# Eyeglasses in PV



## SakeDads (Mar 20, 2014)

I just got a new prescription and heard you can get inexpensive glasses and sunglasses in PV. Can anyone give me more info? Thanks


----------



## Longford (May 25, 2012)

SakeDads said:


> I just got a new prescription and heard you can get inexpensive glasses and sunglasses in PV. Can anyone give me more info? Thanks


_Inexpensive_ ... compared to what, where?


----------



## SakeDads (Mar 20, 2014)

Compared to Lenscrafters in the US where they are a couple of hundred dollars for frames


----------



## RPBHaas (Dec 21, 2011)

I buy my contact lenses and sunglasses at Develyn inside the Galeria Mall across the street from where the cruise ships dock. I highly reccommend their services and professionalism.
I purchased my frames and lenses for my prescription glasses a few years ago at an eye center located in the mall adjacent to the Soriana across the street from the Fiesta Americana Hotel. The mall has a Lans store as it's achor and the glasses store is located on the back side next to the grocery store entrance. I do not remember the name of the store.


----------



## Bobbyb (Mar 9, 2014)

Costco in Mexico has great prices and excellent service. They use Ovation lenses not some cheap junk. I paid less than 2000 pesos for quality frames and progressive lenses. I priced some of the major chains including Devlyn and the price is about half of others. BUT the selection is limited


----------



## SakeDads (Mar 20, 2014)

Bobbyb said:


> Costco in Mexico has great prices and excellent service.

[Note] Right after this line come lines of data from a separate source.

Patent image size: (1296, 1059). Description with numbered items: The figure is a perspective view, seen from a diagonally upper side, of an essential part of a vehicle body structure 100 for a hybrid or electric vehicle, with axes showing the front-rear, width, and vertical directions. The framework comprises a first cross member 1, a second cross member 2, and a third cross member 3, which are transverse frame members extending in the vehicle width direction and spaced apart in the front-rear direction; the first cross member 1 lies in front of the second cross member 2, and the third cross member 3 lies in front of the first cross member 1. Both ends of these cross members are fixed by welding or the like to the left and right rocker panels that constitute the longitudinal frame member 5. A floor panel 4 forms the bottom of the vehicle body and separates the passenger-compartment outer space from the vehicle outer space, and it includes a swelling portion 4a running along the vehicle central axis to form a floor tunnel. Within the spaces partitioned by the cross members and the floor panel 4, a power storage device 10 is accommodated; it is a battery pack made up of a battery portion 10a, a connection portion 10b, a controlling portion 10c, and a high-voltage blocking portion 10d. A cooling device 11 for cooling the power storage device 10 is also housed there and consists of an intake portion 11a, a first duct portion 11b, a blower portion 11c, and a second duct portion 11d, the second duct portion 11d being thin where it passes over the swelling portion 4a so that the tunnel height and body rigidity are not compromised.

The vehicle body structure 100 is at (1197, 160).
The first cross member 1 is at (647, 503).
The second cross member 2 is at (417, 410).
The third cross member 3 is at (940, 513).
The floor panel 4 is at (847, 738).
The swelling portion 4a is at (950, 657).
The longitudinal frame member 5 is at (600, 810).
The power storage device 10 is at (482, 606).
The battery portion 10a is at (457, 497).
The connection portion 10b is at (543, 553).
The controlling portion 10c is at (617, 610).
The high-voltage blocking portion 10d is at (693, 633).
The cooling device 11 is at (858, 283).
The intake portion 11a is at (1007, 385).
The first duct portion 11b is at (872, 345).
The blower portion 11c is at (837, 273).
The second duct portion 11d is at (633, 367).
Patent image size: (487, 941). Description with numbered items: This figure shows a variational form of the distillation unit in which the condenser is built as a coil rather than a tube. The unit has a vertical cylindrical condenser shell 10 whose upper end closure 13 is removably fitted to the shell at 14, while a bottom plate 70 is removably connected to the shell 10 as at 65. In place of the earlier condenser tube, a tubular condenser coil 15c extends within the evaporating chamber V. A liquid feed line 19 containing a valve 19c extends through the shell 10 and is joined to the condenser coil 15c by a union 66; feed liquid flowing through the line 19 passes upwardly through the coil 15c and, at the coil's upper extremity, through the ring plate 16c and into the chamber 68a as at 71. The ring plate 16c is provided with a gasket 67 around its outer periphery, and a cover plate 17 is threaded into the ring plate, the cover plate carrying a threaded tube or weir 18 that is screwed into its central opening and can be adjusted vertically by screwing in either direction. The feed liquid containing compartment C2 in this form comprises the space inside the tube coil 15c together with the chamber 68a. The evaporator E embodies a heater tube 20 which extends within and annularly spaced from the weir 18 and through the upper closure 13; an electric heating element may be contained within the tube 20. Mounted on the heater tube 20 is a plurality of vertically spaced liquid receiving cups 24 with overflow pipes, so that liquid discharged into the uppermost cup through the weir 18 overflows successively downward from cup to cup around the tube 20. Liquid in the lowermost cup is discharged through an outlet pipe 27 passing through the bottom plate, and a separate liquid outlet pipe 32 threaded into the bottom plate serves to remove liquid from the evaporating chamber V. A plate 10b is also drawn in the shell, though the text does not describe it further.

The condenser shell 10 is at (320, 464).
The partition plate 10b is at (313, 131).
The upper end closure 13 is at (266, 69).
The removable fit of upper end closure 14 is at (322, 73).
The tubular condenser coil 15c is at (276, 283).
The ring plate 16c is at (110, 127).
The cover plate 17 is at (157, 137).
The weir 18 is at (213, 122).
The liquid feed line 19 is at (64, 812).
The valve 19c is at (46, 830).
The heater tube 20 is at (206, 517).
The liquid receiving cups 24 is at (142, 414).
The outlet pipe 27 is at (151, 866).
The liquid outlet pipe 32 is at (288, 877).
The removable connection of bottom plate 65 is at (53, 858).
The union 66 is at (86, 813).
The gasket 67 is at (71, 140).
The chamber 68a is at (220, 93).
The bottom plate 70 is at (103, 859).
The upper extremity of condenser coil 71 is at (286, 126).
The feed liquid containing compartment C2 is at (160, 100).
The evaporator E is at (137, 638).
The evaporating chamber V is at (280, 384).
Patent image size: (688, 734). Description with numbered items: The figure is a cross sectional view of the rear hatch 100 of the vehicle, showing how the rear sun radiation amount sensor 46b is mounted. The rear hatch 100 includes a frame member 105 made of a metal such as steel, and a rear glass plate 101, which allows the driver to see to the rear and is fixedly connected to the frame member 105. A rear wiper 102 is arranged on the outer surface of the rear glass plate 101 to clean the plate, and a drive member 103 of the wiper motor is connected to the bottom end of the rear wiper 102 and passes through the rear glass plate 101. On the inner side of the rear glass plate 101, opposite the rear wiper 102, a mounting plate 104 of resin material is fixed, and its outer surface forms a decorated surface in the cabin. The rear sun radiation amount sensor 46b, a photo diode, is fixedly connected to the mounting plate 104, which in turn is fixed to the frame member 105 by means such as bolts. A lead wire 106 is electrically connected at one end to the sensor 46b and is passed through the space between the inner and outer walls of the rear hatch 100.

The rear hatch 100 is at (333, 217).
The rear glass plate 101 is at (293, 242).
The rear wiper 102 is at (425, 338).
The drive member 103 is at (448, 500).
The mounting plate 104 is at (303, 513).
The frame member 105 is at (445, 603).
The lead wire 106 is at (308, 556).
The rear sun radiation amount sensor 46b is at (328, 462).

They use Ovation lenses not some cheap junk. I paid less than 2000 pesos for quality frames and progressive lenses. I priced some of the major chains including Devlyn and the price is about half of others. BUT the selection is limited


Gracias. I am looking to get inexpensive extra glasses as well as sunglasses so th at may work. Do you need a Costco membership card to shop there?


----------



## Bobbyb (Mar 9, 2014)

all Costco's require a membership


----------



## mexhapati (Nov 29, 2012)

another option i didn't see anyone mention is, Coppel ...most of the larger stores have an in house eye examination, good quality and prices for all budgets, no membership needed and they have a variety of goods


----------